Weighing the carrot and the stick
Precisely because the amount of the shared responsibility payment is relatively small compared to the cost of purchasing insurance coverage if no subsidies were available under the Affordable Care Act, the magnitude of the difference might seem to make the purchase of coverage so cost-prohibitive that an uninsured family would continue to gamble that they will stay healthy and never need to visit a doctor or a medical facility.
But the very generous subsidies available to middle-class families under the Affordable Care Act radically alter the calculation. In the example above, for a policy with a projected average annual cost of about $9,000, the maximum actual premium payment would be about $3,570 per year for a family of 4 with income of about $50,000. (The subsidy would be about $5,430.) In addition, if that family should need care, the out-of-pocket co-pays, co-insurance and deductibles would be limited. So the choice faced by this family is to:
—pay about $300 per month in subsidized premiums for a policy that provides an attractive level of coverage, with no annual or lifetime limits, or
—make a shared responsibility payment of about $170 per month, and “go bare,” hoping and praying that its members will never need the services of a doctor or an emergency room or other medical personnel – which might result in a substantial bill for which they would be personally liable.
Data show that, before the Affordable Care Act was passed, an individual in the United States incurred on average about $7,000 in health-care expenses annually, that 60% of adults without insurance visited a doctor’s office or an emergency room in a given year, and that each year there were more than 2.1 million hospitalizations of the uninsured.
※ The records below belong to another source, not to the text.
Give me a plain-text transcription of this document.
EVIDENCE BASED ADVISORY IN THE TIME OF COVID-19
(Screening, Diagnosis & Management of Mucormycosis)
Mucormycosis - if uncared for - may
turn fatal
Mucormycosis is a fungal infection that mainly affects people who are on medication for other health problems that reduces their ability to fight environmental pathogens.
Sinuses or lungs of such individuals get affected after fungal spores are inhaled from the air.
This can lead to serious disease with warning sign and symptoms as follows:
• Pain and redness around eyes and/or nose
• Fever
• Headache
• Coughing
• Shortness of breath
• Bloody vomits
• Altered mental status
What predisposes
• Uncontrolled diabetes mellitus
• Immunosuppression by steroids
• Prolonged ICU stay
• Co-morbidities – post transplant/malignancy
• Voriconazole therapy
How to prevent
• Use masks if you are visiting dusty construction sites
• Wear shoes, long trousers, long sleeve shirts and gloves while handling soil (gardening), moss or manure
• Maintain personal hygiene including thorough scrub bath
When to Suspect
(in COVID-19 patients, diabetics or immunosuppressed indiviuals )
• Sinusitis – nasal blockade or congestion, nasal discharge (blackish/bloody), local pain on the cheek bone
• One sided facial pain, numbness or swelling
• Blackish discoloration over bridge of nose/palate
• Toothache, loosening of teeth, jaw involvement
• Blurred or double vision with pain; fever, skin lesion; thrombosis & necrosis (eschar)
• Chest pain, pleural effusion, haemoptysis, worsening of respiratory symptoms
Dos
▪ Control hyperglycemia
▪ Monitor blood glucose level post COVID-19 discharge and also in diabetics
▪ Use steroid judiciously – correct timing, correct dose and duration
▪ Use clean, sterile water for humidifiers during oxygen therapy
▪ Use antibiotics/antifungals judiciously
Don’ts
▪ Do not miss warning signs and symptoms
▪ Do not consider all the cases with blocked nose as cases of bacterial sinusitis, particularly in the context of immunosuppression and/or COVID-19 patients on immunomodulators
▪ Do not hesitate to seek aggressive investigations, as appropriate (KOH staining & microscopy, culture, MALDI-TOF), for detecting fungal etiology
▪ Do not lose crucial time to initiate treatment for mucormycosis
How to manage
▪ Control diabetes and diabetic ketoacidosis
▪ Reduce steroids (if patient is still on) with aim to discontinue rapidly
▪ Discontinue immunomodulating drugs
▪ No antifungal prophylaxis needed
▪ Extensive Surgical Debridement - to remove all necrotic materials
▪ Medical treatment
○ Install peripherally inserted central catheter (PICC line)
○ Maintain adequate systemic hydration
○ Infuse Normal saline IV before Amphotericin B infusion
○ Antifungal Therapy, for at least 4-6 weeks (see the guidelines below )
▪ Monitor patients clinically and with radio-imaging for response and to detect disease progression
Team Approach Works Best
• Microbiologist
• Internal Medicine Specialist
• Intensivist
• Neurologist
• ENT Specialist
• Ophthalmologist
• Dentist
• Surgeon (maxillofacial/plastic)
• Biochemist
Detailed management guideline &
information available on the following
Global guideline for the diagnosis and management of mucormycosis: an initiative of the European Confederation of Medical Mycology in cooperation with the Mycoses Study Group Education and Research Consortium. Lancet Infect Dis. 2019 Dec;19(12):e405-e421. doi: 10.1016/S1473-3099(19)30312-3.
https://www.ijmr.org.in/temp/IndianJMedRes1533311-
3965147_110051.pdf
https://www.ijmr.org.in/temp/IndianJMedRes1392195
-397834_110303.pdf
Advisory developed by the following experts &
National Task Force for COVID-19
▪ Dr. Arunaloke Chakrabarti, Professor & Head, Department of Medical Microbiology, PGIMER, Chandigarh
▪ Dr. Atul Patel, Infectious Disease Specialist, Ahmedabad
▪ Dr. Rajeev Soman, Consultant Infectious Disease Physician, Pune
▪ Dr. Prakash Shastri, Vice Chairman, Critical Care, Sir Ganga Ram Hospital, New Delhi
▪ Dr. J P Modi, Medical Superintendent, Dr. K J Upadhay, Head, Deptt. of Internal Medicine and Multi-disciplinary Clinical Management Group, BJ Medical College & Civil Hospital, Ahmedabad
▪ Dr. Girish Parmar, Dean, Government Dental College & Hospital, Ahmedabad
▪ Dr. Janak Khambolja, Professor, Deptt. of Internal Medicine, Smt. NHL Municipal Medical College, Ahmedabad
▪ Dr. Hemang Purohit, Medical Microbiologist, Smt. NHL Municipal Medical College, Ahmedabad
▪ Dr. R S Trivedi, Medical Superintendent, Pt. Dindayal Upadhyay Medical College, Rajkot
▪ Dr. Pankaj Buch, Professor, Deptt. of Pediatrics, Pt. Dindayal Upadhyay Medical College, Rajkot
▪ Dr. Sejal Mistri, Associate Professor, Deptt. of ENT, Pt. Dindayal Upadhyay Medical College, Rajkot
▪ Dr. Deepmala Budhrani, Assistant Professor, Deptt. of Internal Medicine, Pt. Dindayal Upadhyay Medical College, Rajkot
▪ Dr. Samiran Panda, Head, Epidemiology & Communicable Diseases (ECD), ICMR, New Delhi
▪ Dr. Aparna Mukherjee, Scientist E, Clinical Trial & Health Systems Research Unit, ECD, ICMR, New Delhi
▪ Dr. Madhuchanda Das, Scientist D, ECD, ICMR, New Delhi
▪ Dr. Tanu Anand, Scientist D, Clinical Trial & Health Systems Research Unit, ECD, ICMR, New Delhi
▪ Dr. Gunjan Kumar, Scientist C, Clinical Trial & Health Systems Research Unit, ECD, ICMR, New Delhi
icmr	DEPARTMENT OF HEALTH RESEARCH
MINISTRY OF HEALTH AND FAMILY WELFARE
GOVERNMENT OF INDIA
For 1.2 million of those hospitalizations, the hospital bill was greater than $10,000. For about 60,000 of those hospital stays, the bill was greater than $100,000. Our family knows personally – as in the case of our daughter – that a person without insurance could be billed $17,000 or more for an emergency room visit.
Given that context, the subsidies under the Affordable Care Act are likely to persuade most families with incomes less than 400% of poverty that it makes sense to purchase health insurance, using those subsidies, and get something for your money, rather than make a shared responsibility payment, remain uninsured, and get nothing for your money.
The Affordable Care Act makes currently uninsured families an offer they can’t refuse.
Bill Cibes is a former professor of government at Connecticut College and former chancellor of the Connecticut State University System. He formerly served as Secretary of the Office of Policy and Management in the administration of Governor Lowell P. Weicker.